Healthcare providers frequently receive requests from attorneys, government agencies or law enforcement officers demanding the production of protected health information (PHI) about the providers’ patients. Since few people outside of the healthcare industry appreciate the complexity of HIPAA and the other laws protecting patient information, an attorney or government official seeking information may not be familiar with these laws and may unintentionally mislead or pressure a provider with inaccurate representations about what the law requires. For instance, an attorney may not understand that since the implementation of HIPAA in 2003, a subpoena alone is generally not sufficient to compel the release of PHI. Healthcare providers must be vigilant in protecting their patients’ information and should not yield to uninformed demands without first satisfying themselves that disclosure of the information is appropriate.

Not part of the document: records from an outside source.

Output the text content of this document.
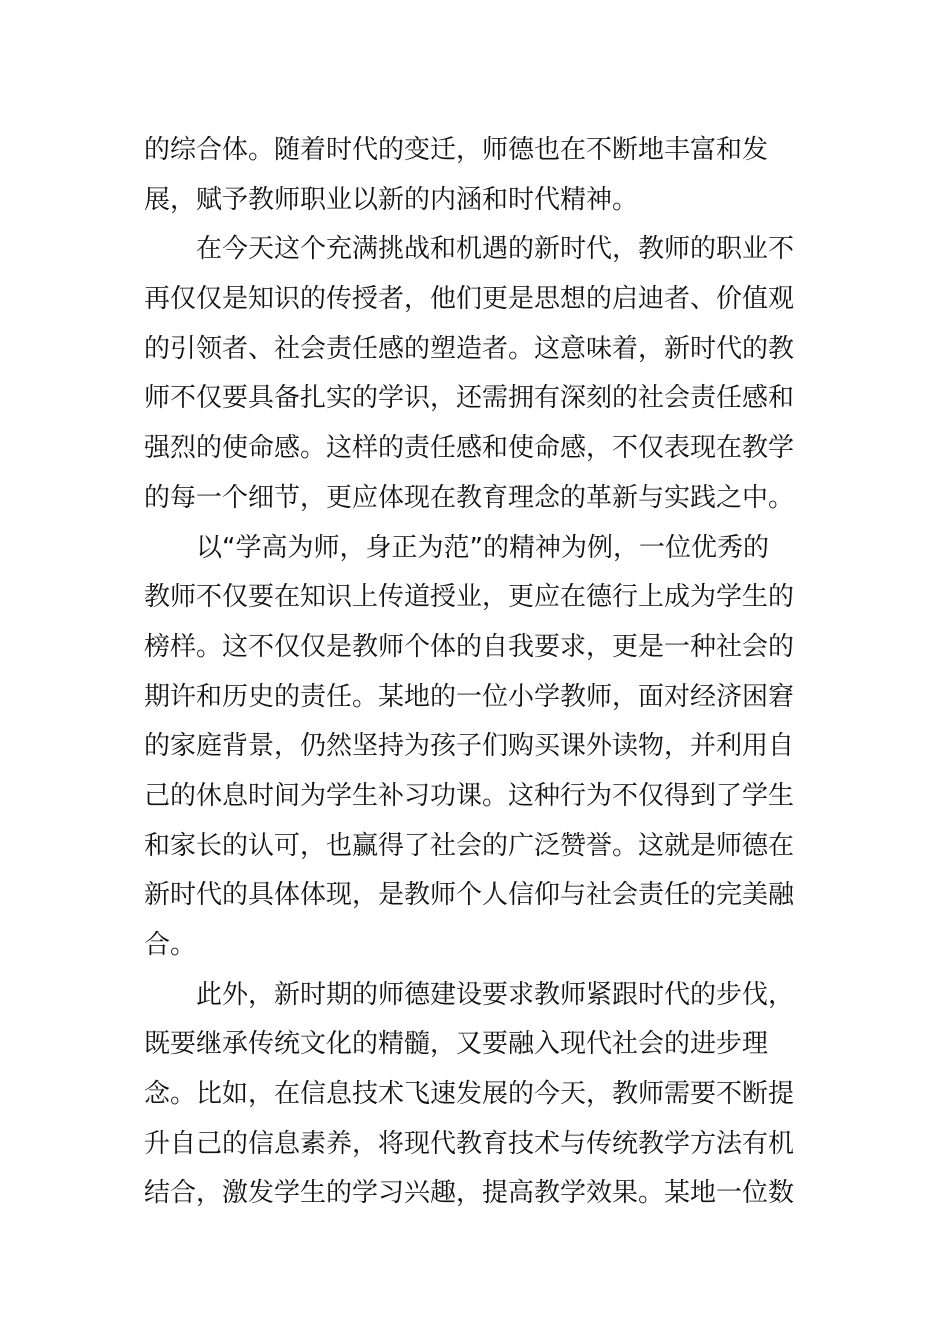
的综合体。随着时代的变迁，师德也在不断地丰富和发
展，赋予教师职业以新的内涵和时代精神。
在今天这个充满挑战和机遇的新时代，教师的职业不
再仅仅是知识的传授者，他们更是思想的启迪者、价值观
的引领者、社会责任感的塑造者。这意味着，新时代的教
师不仅要具备扎实的学识，还需拥有深刻的社会责任感和
强烈的使命感。这样的责任感和使命感，不仅表现在教学
的每一个细节，更应体现在教育理念的革新与实践之中。
以“学高为师，身正为范”的精神为例，一位优秀的
教师不仅要在知识上传道授业，更应在德行上成为学生的
榜样。这不仅仅是教师个体的自我要求，更是一种社会的
期许和历史的责任。某地的一位小学教师，面对经济困窘
的家庭背景，仍然坚持为孩子们购买课外读物，并利用自
己的休息时间为学生补习功课。这种行为不仅得到了学生
和家长的认可，也赢得了社会的广泛赞誉。这就是师德在
新时代的具体体现，是教师个人信仰与社会责任的完美融
合。
此外，新时期的师德建设要求教师紧跟时代的步伐，
既要继承传统文化的精髓，又要融入现代社会的进步理
念。比如，在信息技术飞速发展的今天，教师需要不断提
升自己的信息素养，将现代教育技术与传统教学方法有机
结合，激发学生的学习兴趣，提高教学效果。某地一位数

As a general rule of thumb, HIPAA provides in part that healthcare providers may not release PHI upon a demand by a government agency or an attorney (even the patient’s attorney) without obtaining either (1) a HIPAA-compliant authorization signed by the patient or the patient’s representative, or (2) a court order. However, there are many exceptions to this rule, such as disclosures for treatment, payment and healthcare operations, reporting certain types of injuries to law enforcement, disclosing information pursuant to a subpoena issued by a “judicial officer,” and reporting abuse and neglect to an appropriate government agency. See 45 CFR § 164.512(d) and (f). Even if HIPAA allows disclosure of the information, there may be other federal laws that would prevent it, such as 42 C.F.R. Part 2, which affords additional protections to certain patients’ drug and alcohol abuse records. State laws also give legal protection to privileged information obtained through a provider-patient relationship (e.g. the traditional physician-patient privilege, N.C.G.S. § 8-53; counselor-client privilege, N.C.G.S. § 8-53.8; etc.) and to confidential information obtained by providers whose primary purpose is to provide services for the care, treatment, and rehabilitation of the mentally ill, developmentally disabled or substance abusers. See N.C.G.S. § 122C-52.

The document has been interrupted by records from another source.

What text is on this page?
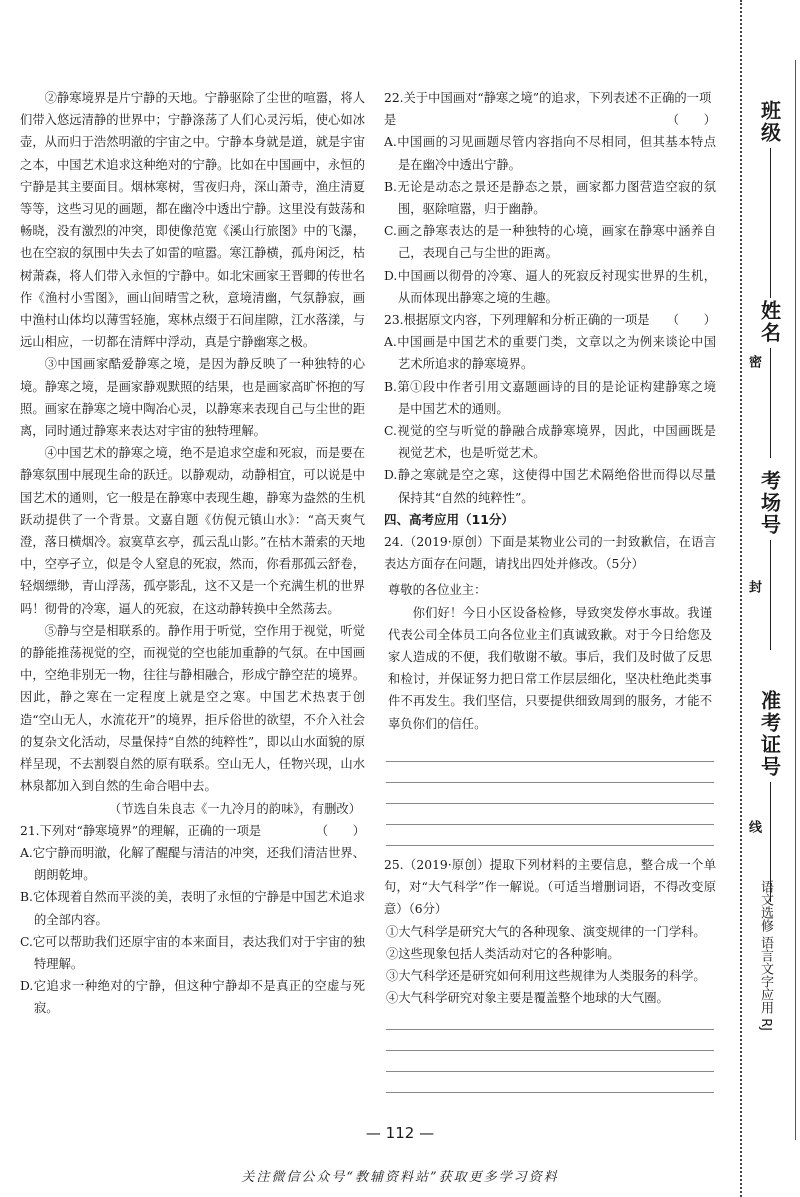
②静寒境界是片宁静的天地。宁静驱除了尘世的喧嚣，将人们带入悠远清静的世界中；宁静涤荡了人们心灵污垢，使心如冰壶，从而归于浩然明澈的宇宙之中。宁静本身就是道，就是宇宙之本，中国艺术追求这种绝对的宁静。比如在中国画中，永恒的宁静是其主要面目。烟林寒树，雪夜归舟，深山萧寺，渔庄清夏等等，这些习见的画题，都在幽冷中透出宁静。这里没有鼓荡和畅晓，没有激烈的冲突，即使像范宽《溪山行旅图》中的飞瀑，也在空寂的氛围中失去了如雷的喧嚣。寒江静横，孤舟闲泛，枯树萧森，将人们带入永恒的宁静中。如北宋画家王晋卿的传世名作《渔村小雪图》，画山间晴雪之秋，意境清幽，气氛静寂，画中渔村山体均以薄雪轻施，寒林点缀于石间崖隙，江水落漾，与远山相应，一切都在清辉中浮动，真是宁静幽寒之极。

③中国画家酷爱静寒之境，是因为静反映了一种独特的心境。静寒之境，是画家静观默照的结果，也是画家高旷怀抱的写照。画家在静寒之境中陶冶心灵，以静寒来表现自己与尘世的距离，同时通过静寒来表达对宇宙的独特理解。

④中国艺术的静寒之境，绝不是追求空虚和死寂，而是要在静寒氛围中展现生命的跃迁。以静观动，动静相宜，可以说是中国艺术的通则，它一般是在静寒中表现生趣，静寒为盎然的生机跃动提供了一个背景。文嘉自题《仿倪元镇山水》：“高天爽气澄，落日横烟冷。寂寞草玄亭，孤云乱山影。”在枯木萧索的天地中，空亭孑立，似是令人窒息的死寂，然而，你看那孤云舒卷，轻烟缥缈，青山浮荡，孤亭影乱，这不又是一个充满生机的世界吗！彻骨的冷寒，逼人的死寂，在这动静转换中全然荡去。

⑤静与空是相联系的。静作用于听觉，空作用于视觉，听觉的静能推荡视觉的空，而视觉的空也能加重静的气氛。在中国画中，空绝非别无一物，往往与静相融合，形成宁静空茫的境界。因此，静之寒在一定程度上就是空之寒。中国艺术热衷于创造“空山无人，水流花开”的境界，拒斥俗世的欲望，不介入社会的复杂文化活动，尽量保持“自然的纯粹性”，即以山水面貌的原样呈现，不去割裂自然的原有联系。空山无人，任物兴现，山水林泉都加入到自然的生命合唱中去。

（节选自朱良志《一九冷月的韵味》，有删改）

21.下列对“静寒境界”的理解，正确的一项是	（　　）

A.它宁静而明澈，化解了醒醍与清洁的冲突，还我们清洁世界、朗朗乾坤。

B.它体现着自然而平淡的美，表明了永恒的宁静是中国艺术追求的全部内容。

C.它可以帮助我们还原宇宙的本来面目，表达我们对于宇宙的独特理解。

D.它追求一种绝对的宁静，但这种宁静却不是真正的空虚与死寂。

22.关于中国画对“静寒之境”的追求，下列表述不正确的一项是	（　　）

A.中国画的习见画题尽管内容指向不尽相同，但其基本特点是在幽冷中透出宁静。

B.无论是动态之景还是静态之景，画家都力图营造空寂的氛围，驱除喧嚣，归于幽静。

C.画之静寒表达的是一种独特的心境，画家在静寒中涵养自己，表现自己与尘世的距离。

D.中国画以彻骨的冷寒、逼人的死寂反衬现实世界的生机，从而体现出静寒之境的生趣。

23.根据原文内容，下列理解和分析正确的一项是 （　　）

A.中国画是中国艺术的重要门类，文章以之为例来谈论中国艺术所追求的静寒境界。

B.第①段中作者引用文嘉题画诗的目的是论证构建静寒之境是中国艺术的通则。

C.视觉的空与听觉的静融合成静寒境界，因此，中国画既是视觉艺术，也是听觉艺术。

D.静之寒就是空之寒，这使得中国艺术隔绝俗世而得以尽量保持其“自然的纯粹性”。

四、高考应用（11分）

24.（2019·原创）下面是某物业公司的一封致歉信，在语言表达方面存在问题，请找出四处并修改。（5分）

尊敬的各位业主：

你们好！今日小区设备检修，导致突发停水事故。我谨代表公司全体员工向各位业主们真诚致歉。对于今日给您及家人造成的不便，我们敬谢不敏。事后，我们及时做了反思和检讨，并保证努力把日常工作层层细化，坚决杜绝此类事件不再发生。我们坚信，只要提供细致周到的服务，才能不辜负你们的信任。

25.（2019·原创）提取下列材料的主要信息，整合成一个单句，对“大气科学”作一解说。（可适当增删词语，不得改变原意）（6分）

①大气科学是研究大气的各种现象、演变规律的一门学科。

②这些现象包括人类活动对它的各种影响。

③大气科学还是研究如何利用这些规律为人类服务的科学。

④大气科学研究对象主要是覆盖整个地球的大气圈。

— 112 —
关注微信公众号“教辅资料站”获取更多学习资料
班级
姓名
考场号
准考证号
密
封
线
语文选修 语言文字应用 RJ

A healthcare provider risks contempt of court if it simply ignores a subpoena, even if the law does not allow for the disclosure of the documents. Thus, the provider must work out an agreement with the applicant for the subpoena to obtain a court order or patient authorization, or it should file a formal objection to the subpoena. Legal counsel can help providers develop general procedures for the disclosure of PHI, provide guidance concerning the various state and federal laws when unusual situations arise, and file court documents when necessary to protect the provider’s rights. Not only is it a provider’s legal and ethical obligation to protect its patient’s information, but it is also good business sense and public policy to ensure protected information is only disclosed as allowed by law.